Моя несостоявшаяся возлюбленная Ляпа ни разу не выпила ничего крепче кефира. Даже когда спасатели, прибывшие на взрытый нашими телами склон, трясли перед ней флягой, а ее глаза застилала бесконечная усталость, она оттолкнула руку со спиртом и опустила голову в снег. Она вытащила на себе парня тяжелее ее в полтора раза.

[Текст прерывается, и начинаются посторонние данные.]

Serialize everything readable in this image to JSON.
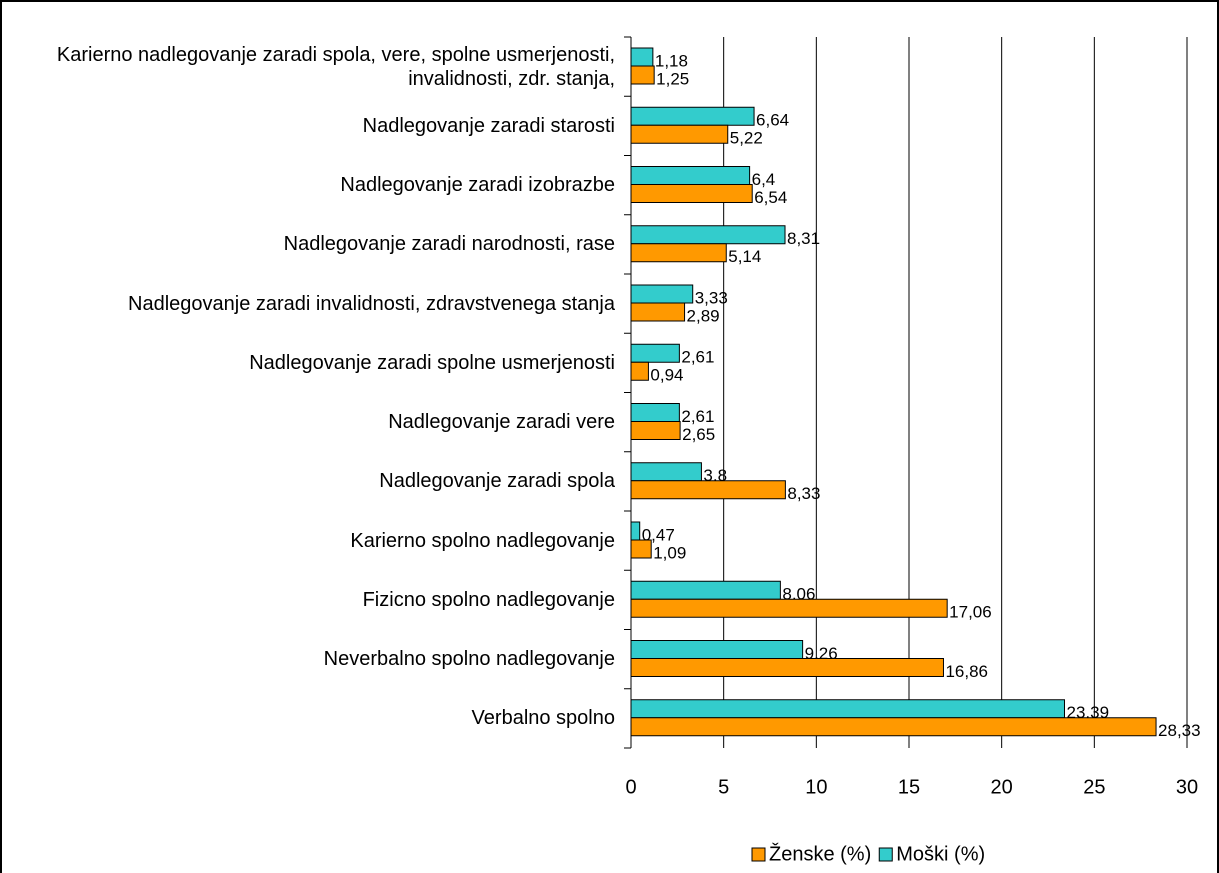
{
  "chart_data": {
    "type": "barh",
    "categories": [
      "Karierno nadlegovanje zaradi spola, vere, spolne usmerjenosti, invalidnosti, zdr. stanja,",
      "Nadlegovanje zaradi starosti",
      "Nadlegovanje zaradi izobrazbe",
      "Nadlegovanje zaradi narodnosti, rase",
      "Nadlegovanje zaradi invalidnosti, zdravstvenega stanja",
      "Nadlegovanje zaradi spolne usmerjenosti",
      "Nadlegovanje zaradi vere",
      "Nadlegovanje zaradi spola",
      "Karierno spolno nadlegovanje",
      "Fizicno spolno nadlegovanje",
      "Neverbalno spolno nadlegovanje",
      "Verbalno spolno"
    ],
    "series": [
      {
        "name": "Ženske (%)",
        "color": "#ff9900",
        "values": [
          1.25,
          5.22,
          6.54,
          5.14,
          2.89,
          0.94,
          2.65,
          8.33,
          1.09,
          17.06,
          16.86,
          28.33
        ],
        "value_labels": [
          "1,25",
          "5,22",
          "6,54",
          "5,14",
          "2,89",
          "0,94",
          "2,65",
          "8,33",
          "1,09",
          "17,06",
          "16,86",
          "28,33"
        ]
      },
      {
        "name": "Moški (%)",
        "color": "#33cccc",
        "values": [
          1.18,
          6.64,
          6.4,
          8.31,
          3.33,
          2.61,
          2.61,
          3.8,
          0.47,
          8.06,
          9.26,
          23.39
        ],
        "value_labels": [
          "1,18",
          "6,64",
          "6,4",
          "8,31",
          "3,33",
          "2,61",
          "2,61",
          "3,8",
          "0,47",
          "8,06",
          "9,26",
          "23,39"
        ]
      }
    ],
    "xlim": [
      0,
      30
    ],
    "xticks": [
      0,
      5,
      10,
      15,
      20,
      25,
      30
    ],
    "grid": true,
    "legend": "bottom"
  }
}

По дороге, такой же бесконечной как ее усталость.
Наивность располагает к приключениям?
Заранее отрепетированную фразу «плевать на дублоны! летим вместе!» произнести не удалось. Ну что ж, я утаивал и более сокровенное — «Ляпа, я тысячу лет тебя люблю! Не знаю, что с этим делать! Как бесследно переварить эту заразу?».
Моя неслучившаяся искренность все еще пересыхала в горле, когда я вылетал из Домодедово. Если в ближайшем будущем не смогу преодолеть немоту, пусть признания утратят пыл, остынут, расколются на буквы и навсегда осыплются песком. Я добавлю их в Коллекцию или развею по ветру.
— Пока. До встречи, — я сухо попрощался с Ляпой и по просьбе экипажа выключил телефон. Моя тревога с большей вероятностью нарушит работу авиаприборов, чем сигналы сотовой связи.
Самолет удалялся от Ляпы со скоростью 780 км/ч. Так сообщил мне капитан аэробуса Лампочкин — весьма и весьма неосторожная фамилия для человека, от которого зависит безопасность полета.
Конечно, мне не следовало искать свое счастье в тысячах миль от места его прописки, но уж таково свойство человека — искать всевозможные смыслы жизни там, где их нет.
Впереди у меня восемнадцать часов мыслей о счастье, Реюньоне, Лемуре, таинственных покупателях песка и, конечно, о Ляпе — самой загадочной компоненте будущей бессонницы.